One consequence of the fundamental theorem of algebra (and the factor theorem) is that all polynomials can be factored into a product of complex linear factors. This also applies to polynomials with real coefficients, but for such polynomials it is possible to multiply together the pair of factors belonging to complex conjugate roots. In this case the factorisation will consist of linear and quadratic real factors.
Beispiel 7
Show that \displaystyle x=1 is a zero of \displaystyle p(x)= x^3+x^2-2. Then first factorise \displaystyle p(x) into polynomials having real coefficients and then factorise \displaystyle p(x) completely into linear factors.

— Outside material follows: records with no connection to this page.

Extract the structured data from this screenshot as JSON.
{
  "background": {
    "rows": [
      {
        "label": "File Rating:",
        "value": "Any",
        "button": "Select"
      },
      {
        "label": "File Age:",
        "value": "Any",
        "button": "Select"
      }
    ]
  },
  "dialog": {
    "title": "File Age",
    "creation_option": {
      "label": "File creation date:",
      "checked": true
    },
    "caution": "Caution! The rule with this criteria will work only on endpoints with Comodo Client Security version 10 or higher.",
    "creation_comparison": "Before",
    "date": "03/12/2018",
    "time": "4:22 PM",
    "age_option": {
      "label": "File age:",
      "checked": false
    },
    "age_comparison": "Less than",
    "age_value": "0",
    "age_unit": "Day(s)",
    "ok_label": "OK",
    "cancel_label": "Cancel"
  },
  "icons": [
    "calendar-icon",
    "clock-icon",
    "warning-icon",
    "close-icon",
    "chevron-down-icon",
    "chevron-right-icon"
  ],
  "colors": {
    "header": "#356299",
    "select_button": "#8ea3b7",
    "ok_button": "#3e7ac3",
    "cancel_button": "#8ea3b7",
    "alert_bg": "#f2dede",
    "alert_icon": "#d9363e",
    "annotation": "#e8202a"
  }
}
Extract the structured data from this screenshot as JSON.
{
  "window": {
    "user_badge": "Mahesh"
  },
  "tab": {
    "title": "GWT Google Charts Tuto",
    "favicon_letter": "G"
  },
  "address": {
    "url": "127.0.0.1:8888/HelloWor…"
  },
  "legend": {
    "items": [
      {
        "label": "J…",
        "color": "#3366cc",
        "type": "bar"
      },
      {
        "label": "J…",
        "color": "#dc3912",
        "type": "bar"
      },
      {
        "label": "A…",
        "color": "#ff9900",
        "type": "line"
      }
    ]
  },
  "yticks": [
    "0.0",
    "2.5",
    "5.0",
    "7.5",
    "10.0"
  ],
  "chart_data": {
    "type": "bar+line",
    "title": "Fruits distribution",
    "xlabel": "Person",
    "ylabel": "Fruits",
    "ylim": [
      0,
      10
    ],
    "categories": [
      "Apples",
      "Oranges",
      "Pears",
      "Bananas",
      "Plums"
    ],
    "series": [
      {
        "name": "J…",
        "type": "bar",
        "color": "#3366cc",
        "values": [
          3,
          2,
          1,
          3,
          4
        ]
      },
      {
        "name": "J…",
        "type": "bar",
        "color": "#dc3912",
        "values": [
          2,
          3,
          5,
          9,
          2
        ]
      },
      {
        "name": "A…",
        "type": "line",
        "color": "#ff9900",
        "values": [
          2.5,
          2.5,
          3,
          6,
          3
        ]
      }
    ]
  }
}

We have that \displaystyle \ p(1)= 1^3 + 1^2 -2 = 0\ which shows that \displaystyle x=1 is a zero of the polynomial. According to the factor theorem, this means that \displaystyle x-1 is a factor of \displaystyle p(x), i.e. \displaystyle p(x) is divisible by \displaystyle x-1. We therefore divide the polynomial with \displaystyle x-1 to get the remaining factors after \displaystyle x-1 is factored out of the polynomial
| \displaystyle \begin{align*} \frac{x^3+x^2-2}{x-1} &= \frac{x^2(x-1)+2x^2-2}{x-1} = x^2 + \frac{2x^2-2}{x-1} = x^2 + \frac{2x(x-1) +2x -2}{x-1}\\[4pt] &= x^2 + 2x + \frac{2x-2}{x-1} = x^2 + 2x + \frac{2(x-1)}{x-1} = x^2 + 2x + 2\,\mbox{.}\end{align*} |
So we have \displaystyle \ p(x)= (x-1)(x^2+2x+2)\, which is the first part of the problem.
It now remains to factorise \displaystyle x^2+2x+2. The equation \displaystyle x^2+2x+2=0 has the solutions
| \displaystyle x=-1\pm \sqrt{\smash{(-1)^2 -2}\vphantom{i^2}} = -1 \pm \sqrt{-1} = -1\pm i |
and therefore the polynomial has the following factorization into complex linear factors.
| \displaystyle \begin{align*} x^3+x^2-2 = (x-1)(x^2+2x+2) &= (x-1)(x-(-1+i))(x-(-1-i))\\ &= (x-1)(x+1-i)(x+1+i)\,\mbox{.}\end{align*} |